The same cells that guard the brain may play a key role in stroke and Alzheimer's disease

The health of the brain depends on more than just its neurons. A complex network of blood vessels and immune cells act as the brain’s devoted guardians – they control what gets in, clear out waste, and protect it from threats by forming the blood-brain barrier.

A new study by researchers at the Gladstone Institutes and the University of California, San Francisco (UCSF) shows that many genetic risk factors for neurological diseases such as Alzheimer's and stroke act in these protective cells.

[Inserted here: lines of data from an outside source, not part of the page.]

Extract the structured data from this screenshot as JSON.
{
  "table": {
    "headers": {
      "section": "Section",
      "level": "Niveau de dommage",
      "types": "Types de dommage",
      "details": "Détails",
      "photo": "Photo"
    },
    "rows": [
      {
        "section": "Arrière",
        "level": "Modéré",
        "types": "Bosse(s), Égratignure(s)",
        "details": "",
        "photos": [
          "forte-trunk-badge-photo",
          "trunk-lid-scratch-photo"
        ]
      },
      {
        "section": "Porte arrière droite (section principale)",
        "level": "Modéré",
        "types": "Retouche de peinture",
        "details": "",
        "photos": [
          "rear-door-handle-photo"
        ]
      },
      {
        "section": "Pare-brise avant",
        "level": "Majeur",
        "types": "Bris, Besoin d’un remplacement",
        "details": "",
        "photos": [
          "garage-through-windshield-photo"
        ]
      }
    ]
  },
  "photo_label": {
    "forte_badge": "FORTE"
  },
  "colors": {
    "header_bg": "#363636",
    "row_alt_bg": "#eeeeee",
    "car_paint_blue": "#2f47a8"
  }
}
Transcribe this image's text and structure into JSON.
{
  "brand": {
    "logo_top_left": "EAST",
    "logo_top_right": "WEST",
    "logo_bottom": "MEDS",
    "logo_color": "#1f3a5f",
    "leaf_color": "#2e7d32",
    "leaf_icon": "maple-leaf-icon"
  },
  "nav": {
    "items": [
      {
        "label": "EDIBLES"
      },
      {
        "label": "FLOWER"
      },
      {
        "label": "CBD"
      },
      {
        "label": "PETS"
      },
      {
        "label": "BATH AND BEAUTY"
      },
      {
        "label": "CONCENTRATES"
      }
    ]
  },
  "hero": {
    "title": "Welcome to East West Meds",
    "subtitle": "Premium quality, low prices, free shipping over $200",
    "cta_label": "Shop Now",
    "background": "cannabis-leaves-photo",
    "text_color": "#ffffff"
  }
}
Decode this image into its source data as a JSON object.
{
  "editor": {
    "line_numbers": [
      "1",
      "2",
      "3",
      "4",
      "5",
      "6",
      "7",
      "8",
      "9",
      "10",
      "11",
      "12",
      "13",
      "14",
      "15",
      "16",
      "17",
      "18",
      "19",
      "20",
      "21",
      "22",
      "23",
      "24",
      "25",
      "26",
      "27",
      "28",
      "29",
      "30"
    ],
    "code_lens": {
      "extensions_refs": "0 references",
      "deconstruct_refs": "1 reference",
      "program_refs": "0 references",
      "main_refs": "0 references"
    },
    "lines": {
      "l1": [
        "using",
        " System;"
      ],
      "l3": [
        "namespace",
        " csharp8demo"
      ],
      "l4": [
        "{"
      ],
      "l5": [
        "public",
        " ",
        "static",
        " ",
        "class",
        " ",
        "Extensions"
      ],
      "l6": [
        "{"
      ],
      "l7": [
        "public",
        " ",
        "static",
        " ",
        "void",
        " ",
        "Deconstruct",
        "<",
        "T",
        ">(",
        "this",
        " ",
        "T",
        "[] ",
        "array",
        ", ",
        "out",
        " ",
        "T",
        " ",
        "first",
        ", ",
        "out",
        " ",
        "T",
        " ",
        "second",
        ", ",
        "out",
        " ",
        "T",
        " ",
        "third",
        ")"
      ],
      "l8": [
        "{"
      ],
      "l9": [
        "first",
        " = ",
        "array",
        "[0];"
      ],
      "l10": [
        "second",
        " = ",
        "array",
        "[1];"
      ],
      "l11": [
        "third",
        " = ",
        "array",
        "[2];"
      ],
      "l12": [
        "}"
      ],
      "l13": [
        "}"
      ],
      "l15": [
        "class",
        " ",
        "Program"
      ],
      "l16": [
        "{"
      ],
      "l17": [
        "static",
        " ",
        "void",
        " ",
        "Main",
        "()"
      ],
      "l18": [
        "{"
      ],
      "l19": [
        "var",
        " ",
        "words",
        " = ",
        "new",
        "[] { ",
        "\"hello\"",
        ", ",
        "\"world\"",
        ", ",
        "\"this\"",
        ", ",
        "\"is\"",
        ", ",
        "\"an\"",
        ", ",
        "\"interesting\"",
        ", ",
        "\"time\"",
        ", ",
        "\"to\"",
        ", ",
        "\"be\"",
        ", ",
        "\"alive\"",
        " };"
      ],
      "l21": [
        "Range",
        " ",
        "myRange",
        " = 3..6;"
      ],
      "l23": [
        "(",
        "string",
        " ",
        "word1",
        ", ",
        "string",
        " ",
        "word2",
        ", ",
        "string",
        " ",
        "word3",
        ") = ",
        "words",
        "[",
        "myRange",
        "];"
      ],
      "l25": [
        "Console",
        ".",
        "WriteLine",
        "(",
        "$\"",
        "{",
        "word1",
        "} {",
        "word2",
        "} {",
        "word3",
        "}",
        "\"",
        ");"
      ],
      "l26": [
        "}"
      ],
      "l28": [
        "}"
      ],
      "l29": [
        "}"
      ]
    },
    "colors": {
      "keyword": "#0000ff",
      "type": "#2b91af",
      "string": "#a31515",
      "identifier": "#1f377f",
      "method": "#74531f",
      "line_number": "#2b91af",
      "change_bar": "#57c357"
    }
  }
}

“When studying diseases that affect the brain, most research has focused on the neurons in the brain,” said Andrew C. Yang, PhD, a Gladstone Institutes researcher and senior author of the new study. “I hope our findings will spark greater interest in the cells that form the boundaries of the brain, since they may play a key role in diseases like Alzheimer’s.”

The findings, published in the journal Neuron, address a long-standing question about where genetic risk begins, and suggest that a vulnerability in the brain's defence system may be a key trigger for the disease.

Mapping the Brain's Defenders

Over the years, large-scale genetic studies have linked dozens of DNA variants to an increased risk of neurological diseases such as Alzheimer's, Parkinson's, or multiple sclerosis.

But a major mystery remained: More than 90 percent of these variants are located not in the genes themselves, but in surrounding regions of DNA that do not code for proteins, previously mistakenly called “junk DNA.” These regions act as complex regulators that turn genes on or off.

Until now, scientists have lacked a complete map of exactly which regulators control which genes and in which brain cells they act, which has prevented them from moving from genetic discoveries to new treatments.

New technology provides answers

The blood-brain barrier is the brain's first line of defense. It is a cellular boundary formed by blood vessel cells, immune cells, and other support cells that carefully control access to the brain.

But these important cells have been difficult to study, even with the most powerful genetic techniques. To overcome this, Gladstone’s team developed a technology called MultiVINE-seq that allows them to gently isolate vascular and immune cells from postmortem human brain tissue.

The technology allowed for the first time to simultaneously map two layers of information: gene activity and chromatin access patterns (regulator settings) in each cell. The scientists studied 30 brain samples from people with and without neurological diseases, giving them a detailed look at how genetic risk variants act in different types of brain cells.

Along with researchers Ryan Corses and Katie Pollard, lead authors Madigan Reid and Shreya Menon combined their single-cell atlas with large-scale genetic data on Alzheimer’s, stroke, and other brain diseases. This allowed them to pinpoint where disease-associated variants are active — and many were found to be active in vascular and immune cells, not neurons.

“We knew before that these genetic variants increased the risk of disease, but we didn’t know where or how they acted in the context of brain barrier cells,” Reid says. “Our study shows that many of them function specifically in the blood vessels and immune cells of the brain.”

Different diseases - different disorders

One of the most striking findings of the study is that genetic risk factors affect the brain barrier system in fundamentally different ways depending on the disease.

“We were surprised to see that the genetic drivers of stroke and Alzheimer’s disease had such different effects, even though both diseases affect the blood vessels of the brain,” Reid says. “This suggests that the mechanisms are indeed different: structural weakening of the vessels in stroke and impaired immune signaling in Alzheimer’s.”

In stroke, genetic variants primarily affect genes that control the structural integrity of blood vessels, potentially weakening them. While in Alzheimer's, they boost genes that regulate immune activity, suggesting that increased inflammation, rather than weak blood vessels, is the key factor.

Among the variants associated with Alzheimer’s, one stood out — a common variant near the PTK2B gene, which is present in more than a third of the population. It was most active in T cells, a type of immune cell. The variant boosts gene expression, which can stimulate T cells to activate and enter the brain, leading to hyperactivation of the immune system. The team found these “overloaded” T cells near amyloid plaques, the protein clumps that are characteristic of Alzheimer’s.

“Scientists are still debating the role of T cells and other components of the immune system in Alzheimer’s disease,” says Young. “Here we present genetic evidence in humans that a common risk factor for Alzheimer’s may act through T cells.”

Interestingly, PTK2B is already a known drug target, and drugs that inhibit its activity are already in clinical trials for cancer. The new study opens the possibility of exploring whether such drugs could be repurposed for Alzheimer’s disease.

The Importance of Location

The results of a study of the brain's "defender cells" open up two new possibilities for protecting it.

Because these cells sit at a critical juncture between the brain and body, they are constantly exposed to lifestyle and environmental factors that can interact with genetic predisposition to promote disease. Their location also makes them a promising target for therapy, as it potentially allows drugs to boost the brain’s defenses from the outside without having to pass through the complex blood-brain barrier.

“This work brings vascular and immune cells in the brain to the forefront,” says Young. “Given their unique position and role in connecting the brain to the body and the outside world, our work may lead to new, more accessible drug targets and prevention strategies that protect the brain from the outside in.”